Bitcoin has raised a lot of questions since its inception. Governments, nations and institutions have begun considering how to regulate and prevent crypto crime. Experts question when the “bubble” will burst—or if it is a bubble at all. Speculation aside, one thing is certain: cryptocurrency and the blockchain have become targets for criminals around the world.
What is the blockchain?
The blockchain is still a relatively new technology. The decentralized, immutable peer-to-peer, digital ledger bears a record of every transaction in the history of that particular blockchain. No one person manages the blockchain, and there are no third parties involved in transactions. This eliminates the fees and regulations often associated with middlemen.
Blockchains can be public or private, but both maintain user anonymity; that is, anybody viewing a blockchain can easily see, but cannot modify, transactions that take place between crypto wallets.
However, crypto wallets are typically not traceable back to a specific person. This feature was designed to enhance security, but it has also made the blockchain a prime target for crypto crime.
The rise of cryptocurrency crimes
The rise of crypto crimes has been concomitant with the spike in Bitcoin and other virtual currency prices (Bitcoin was trading at $11,877.60 USD at the time this article was written). The growing popularity of cryptocurrency has sparked a rise in high-tech criminal activity, including illegal trading, ICO hackings and phone-portings.
But these are just the tip of the iceberg. Some of the latest cryptocurrency crime sprees reveal that that you don’t have to be a techie to hack the system
Last month in Thailand, attackers took a resort visitor hostage until he transferred $100,000 of Bitcoin into their online wallet. But this wasn’t the first such attack on digital currency holders. In the Ukraine, a Bitcoin exchange executive was held for ransom. The price? $1 million in Bitcoin. In another instance, a New York City man was taken hostage by a friend until he sent $1.8 million of Ether (the second-most popular cryptocurrency, trading as ETH) to his “friend’s” virtual wallet. In Istanbul, a businessman was held up by a gang of armed assailants demanding his cryptocurrency wallet password. They gained access to $2.83 million.
Taking advantage of the decentralized system, these thieves know there’s no way for a third-party to reverse the transactions. They also know that the nature of the blockchain ensures anonymity. Virtual wallets typically can’t be traced back to their owners.
But where there’s crime, there are organizations ready to fight it. Companies such as Chainalysis are working hard to track blockchain crimes, despite the blockchain’s anonymity. By tracking the unique crypto IDs associated with every user on the blockchain, the company maps out how the suspect is moving funds or liquidating them for fiat (traditional currency). Working with law enforcement and gleaning information from crypto crime victims, the company has been successful in identifying several of the perpetrating thieves.
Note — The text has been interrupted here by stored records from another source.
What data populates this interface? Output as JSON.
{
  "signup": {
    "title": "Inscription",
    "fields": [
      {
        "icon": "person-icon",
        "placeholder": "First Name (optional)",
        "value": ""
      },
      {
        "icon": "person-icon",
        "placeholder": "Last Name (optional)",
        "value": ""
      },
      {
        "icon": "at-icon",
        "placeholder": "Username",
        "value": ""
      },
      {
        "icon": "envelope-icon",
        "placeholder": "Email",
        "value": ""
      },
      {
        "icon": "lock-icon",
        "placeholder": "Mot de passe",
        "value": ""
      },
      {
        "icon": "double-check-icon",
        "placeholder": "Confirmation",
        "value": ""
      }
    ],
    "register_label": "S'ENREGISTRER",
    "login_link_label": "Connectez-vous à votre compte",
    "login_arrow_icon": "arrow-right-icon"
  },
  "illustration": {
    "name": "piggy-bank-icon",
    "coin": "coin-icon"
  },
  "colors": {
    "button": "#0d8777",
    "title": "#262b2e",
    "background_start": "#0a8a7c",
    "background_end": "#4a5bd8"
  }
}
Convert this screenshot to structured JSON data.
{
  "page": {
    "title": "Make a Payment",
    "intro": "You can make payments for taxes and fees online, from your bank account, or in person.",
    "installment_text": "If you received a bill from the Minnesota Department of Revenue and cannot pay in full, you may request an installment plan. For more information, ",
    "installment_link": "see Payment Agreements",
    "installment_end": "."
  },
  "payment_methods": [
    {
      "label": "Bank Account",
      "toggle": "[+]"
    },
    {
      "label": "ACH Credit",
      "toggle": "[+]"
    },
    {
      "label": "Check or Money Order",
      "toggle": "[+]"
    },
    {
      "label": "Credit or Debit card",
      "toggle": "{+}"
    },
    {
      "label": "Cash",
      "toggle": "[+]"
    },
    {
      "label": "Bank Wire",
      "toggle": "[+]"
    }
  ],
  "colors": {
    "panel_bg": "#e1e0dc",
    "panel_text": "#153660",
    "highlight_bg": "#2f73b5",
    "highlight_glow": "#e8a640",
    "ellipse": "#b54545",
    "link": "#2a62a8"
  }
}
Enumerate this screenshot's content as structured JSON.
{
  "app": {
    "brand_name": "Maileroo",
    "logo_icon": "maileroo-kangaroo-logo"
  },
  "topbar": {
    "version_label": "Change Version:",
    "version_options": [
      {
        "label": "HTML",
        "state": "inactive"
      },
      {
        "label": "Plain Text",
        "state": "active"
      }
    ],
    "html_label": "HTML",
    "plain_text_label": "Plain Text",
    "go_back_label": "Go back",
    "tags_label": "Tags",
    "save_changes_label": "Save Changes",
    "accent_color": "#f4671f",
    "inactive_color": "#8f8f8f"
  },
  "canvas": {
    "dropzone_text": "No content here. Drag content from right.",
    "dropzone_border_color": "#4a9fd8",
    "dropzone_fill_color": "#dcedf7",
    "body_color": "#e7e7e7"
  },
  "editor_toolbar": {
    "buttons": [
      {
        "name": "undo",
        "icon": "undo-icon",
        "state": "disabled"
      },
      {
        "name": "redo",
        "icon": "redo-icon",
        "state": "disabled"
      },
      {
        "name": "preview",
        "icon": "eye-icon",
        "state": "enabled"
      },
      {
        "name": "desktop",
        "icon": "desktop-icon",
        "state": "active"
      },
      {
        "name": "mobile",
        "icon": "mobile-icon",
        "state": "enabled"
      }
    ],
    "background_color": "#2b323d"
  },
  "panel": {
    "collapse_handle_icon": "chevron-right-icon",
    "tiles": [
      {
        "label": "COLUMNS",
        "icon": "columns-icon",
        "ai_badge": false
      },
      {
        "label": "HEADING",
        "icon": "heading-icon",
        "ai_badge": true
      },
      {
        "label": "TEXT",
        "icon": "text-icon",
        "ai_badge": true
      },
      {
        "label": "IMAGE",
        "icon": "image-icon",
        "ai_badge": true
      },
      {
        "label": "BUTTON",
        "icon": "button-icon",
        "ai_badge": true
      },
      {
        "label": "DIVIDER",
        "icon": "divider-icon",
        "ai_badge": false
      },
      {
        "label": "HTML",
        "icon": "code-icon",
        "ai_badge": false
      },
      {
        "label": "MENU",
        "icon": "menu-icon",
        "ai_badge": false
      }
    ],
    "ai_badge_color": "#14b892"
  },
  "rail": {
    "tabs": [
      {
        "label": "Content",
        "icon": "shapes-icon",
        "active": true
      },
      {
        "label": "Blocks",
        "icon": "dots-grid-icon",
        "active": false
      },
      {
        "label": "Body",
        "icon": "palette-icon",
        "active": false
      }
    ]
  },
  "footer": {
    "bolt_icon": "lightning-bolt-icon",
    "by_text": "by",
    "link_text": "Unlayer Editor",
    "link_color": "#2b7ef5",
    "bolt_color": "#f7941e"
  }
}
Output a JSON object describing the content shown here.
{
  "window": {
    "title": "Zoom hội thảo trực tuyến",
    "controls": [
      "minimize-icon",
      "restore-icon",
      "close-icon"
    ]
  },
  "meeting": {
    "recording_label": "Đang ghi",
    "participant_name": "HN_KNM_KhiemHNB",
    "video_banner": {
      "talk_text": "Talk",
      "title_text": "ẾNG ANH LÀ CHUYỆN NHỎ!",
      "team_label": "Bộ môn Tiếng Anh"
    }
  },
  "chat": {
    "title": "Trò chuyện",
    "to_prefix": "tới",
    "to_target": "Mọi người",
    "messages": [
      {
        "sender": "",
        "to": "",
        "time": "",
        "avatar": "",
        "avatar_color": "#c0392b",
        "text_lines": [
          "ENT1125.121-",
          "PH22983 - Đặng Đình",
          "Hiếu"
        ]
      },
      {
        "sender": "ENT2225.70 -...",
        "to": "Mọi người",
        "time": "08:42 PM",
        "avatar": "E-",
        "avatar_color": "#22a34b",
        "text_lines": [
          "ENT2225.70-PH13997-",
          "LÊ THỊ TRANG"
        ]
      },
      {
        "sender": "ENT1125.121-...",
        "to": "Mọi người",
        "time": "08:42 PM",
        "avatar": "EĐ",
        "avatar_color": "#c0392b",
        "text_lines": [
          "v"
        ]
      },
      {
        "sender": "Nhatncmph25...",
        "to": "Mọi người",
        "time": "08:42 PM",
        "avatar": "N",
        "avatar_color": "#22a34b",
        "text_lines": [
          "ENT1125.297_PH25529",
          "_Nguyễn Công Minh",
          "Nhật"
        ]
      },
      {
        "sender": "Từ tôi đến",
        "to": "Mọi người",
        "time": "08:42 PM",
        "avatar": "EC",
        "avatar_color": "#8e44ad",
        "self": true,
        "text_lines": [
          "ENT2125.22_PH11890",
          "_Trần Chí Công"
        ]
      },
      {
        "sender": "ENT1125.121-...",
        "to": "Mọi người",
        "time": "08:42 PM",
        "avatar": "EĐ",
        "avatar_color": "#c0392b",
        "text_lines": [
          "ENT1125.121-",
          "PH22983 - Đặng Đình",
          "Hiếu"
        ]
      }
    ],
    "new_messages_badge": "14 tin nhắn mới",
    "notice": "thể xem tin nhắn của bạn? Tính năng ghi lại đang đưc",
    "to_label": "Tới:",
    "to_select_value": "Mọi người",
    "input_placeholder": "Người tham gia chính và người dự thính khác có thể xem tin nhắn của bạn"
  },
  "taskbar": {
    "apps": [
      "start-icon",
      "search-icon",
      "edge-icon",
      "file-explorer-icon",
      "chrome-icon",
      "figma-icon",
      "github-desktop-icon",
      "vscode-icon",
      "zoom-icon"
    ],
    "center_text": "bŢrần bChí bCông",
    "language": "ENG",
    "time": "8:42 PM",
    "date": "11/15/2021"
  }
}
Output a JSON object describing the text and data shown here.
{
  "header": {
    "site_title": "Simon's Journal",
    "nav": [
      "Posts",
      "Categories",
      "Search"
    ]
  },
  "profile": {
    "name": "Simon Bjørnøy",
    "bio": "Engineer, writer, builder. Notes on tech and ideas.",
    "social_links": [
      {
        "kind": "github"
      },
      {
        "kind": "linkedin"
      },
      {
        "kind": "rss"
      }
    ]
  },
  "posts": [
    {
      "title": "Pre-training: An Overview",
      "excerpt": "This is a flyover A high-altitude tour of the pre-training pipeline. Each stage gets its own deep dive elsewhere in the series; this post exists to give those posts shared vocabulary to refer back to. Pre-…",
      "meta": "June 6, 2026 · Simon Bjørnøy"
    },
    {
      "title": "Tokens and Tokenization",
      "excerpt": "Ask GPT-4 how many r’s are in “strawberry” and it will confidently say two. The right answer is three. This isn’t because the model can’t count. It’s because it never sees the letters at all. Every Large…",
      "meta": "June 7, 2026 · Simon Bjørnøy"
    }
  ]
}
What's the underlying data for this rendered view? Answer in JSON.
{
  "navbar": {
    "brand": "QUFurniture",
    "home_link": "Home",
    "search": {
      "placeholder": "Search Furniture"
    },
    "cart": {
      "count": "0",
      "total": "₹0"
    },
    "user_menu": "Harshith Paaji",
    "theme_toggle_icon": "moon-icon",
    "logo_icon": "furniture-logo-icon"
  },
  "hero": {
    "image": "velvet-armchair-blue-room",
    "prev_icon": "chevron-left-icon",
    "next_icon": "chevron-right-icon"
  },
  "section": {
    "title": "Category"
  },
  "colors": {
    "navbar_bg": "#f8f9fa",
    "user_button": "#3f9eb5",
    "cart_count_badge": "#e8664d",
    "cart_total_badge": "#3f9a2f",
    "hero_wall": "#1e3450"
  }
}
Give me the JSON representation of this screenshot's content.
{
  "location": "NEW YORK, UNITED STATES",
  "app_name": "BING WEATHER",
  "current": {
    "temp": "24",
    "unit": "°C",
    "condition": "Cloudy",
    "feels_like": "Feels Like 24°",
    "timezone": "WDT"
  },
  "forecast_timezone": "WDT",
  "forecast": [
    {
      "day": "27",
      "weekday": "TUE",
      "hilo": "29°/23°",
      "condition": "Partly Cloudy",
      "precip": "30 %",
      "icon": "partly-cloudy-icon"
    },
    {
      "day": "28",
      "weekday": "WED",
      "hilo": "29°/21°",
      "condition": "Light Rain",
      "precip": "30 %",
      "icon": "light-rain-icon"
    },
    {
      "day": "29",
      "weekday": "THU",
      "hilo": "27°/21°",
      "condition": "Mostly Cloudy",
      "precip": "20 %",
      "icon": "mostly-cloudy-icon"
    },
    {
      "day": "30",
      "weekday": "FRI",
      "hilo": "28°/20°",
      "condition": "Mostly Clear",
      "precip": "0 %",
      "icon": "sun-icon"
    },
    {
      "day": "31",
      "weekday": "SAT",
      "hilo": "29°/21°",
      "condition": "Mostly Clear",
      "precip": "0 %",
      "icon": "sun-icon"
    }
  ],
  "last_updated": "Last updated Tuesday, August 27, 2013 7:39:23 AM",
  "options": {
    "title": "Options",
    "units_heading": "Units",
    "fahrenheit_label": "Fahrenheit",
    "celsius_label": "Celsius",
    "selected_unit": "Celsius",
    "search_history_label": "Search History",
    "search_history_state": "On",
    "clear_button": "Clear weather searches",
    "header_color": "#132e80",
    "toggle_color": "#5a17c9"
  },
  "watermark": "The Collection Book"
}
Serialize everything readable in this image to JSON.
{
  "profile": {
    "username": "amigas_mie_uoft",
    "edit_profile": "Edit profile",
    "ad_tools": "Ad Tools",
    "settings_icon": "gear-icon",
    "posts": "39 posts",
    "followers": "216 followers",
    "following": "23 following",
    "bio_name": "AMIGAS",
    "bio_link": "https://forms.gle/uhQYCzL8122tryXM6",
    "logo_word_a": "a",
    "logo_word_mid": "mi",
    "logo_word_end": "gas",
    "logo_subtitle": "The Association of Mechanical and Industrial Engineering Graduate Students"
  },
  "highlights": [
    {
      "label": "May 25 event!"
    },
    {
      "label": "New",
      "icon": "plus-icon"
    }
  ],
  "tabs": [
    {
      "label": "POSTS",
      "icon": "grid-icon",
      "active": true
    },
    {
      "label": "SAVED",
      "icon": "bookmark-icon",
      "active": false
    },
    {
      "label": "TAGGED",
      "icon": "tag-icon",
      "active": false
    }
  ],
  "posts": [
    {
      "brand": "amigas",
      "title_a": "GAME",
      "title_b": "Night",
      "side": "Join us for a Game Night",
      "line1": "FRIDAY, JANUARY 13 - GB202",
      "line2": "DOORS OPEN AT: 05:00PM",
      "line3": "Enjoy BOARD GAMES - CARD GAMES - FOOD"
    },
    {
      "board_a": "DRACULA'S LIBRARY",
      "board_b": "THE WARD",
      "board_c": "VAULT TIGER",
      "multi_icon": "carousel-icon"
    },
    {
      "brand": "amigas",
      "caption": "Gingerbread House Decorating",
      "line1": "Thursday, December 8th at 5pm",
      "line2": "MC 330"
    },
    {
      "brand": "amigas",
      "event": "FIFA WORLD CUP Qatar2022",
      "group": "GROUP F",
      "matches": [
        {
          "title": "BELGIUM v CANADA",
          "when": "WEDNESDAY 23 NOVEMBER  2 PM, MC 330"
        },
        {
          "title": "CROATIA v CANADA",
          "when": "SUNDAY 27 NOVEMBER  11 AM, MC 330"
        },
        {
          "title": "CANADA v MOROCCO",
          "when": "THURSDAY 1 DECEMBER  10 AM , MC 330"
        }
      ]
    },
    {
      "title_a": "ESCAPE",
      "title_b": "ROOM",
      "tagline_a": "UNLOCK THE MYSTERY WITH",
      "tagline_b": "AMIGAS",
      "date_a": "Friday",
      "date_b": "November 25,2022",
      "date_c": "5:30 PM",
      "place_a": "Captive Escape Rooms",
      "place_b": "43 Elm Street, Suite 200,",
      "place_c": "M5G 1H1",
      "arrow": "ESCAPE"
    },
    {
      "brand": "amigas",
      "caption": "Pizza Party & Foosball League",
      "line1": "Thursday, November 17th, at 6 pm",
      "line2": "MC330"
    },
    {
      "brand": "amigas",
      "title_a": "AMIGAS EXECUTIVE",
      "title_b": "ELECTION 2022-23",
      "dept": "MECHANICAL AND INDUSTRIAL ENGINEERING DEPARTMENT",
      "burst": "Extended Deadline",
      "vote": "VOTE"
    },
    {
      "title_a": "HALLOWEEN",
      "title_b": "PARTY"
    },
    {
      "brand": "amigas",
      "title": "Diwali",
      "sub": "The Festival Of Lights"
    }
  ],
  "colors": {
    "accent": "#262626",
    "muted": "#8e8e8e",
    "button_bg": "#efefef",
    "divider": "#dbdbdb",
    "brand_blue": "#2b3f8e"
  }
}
Other companies, like blockchain services firm Bitfury, have created software to give law enforcement and investigators the upper hand in tracking potentially criminal transactions. The system scores tracked blockchain addresses for their risk potential of being related to crypto crimes. It also integrates with other software to create legal reports.
Bitcoin, other cryptocurrencies and blockchain are still in their nascent stages. While 2017 was known by some as the year of the ICO, some now believe that 2018 might become the year of cryptocurrency hacks. But as tools to hack the “unhackable” system continue to evolve, new technologies are expected to become more powerful at stomping out the growing underworld of crypto crime.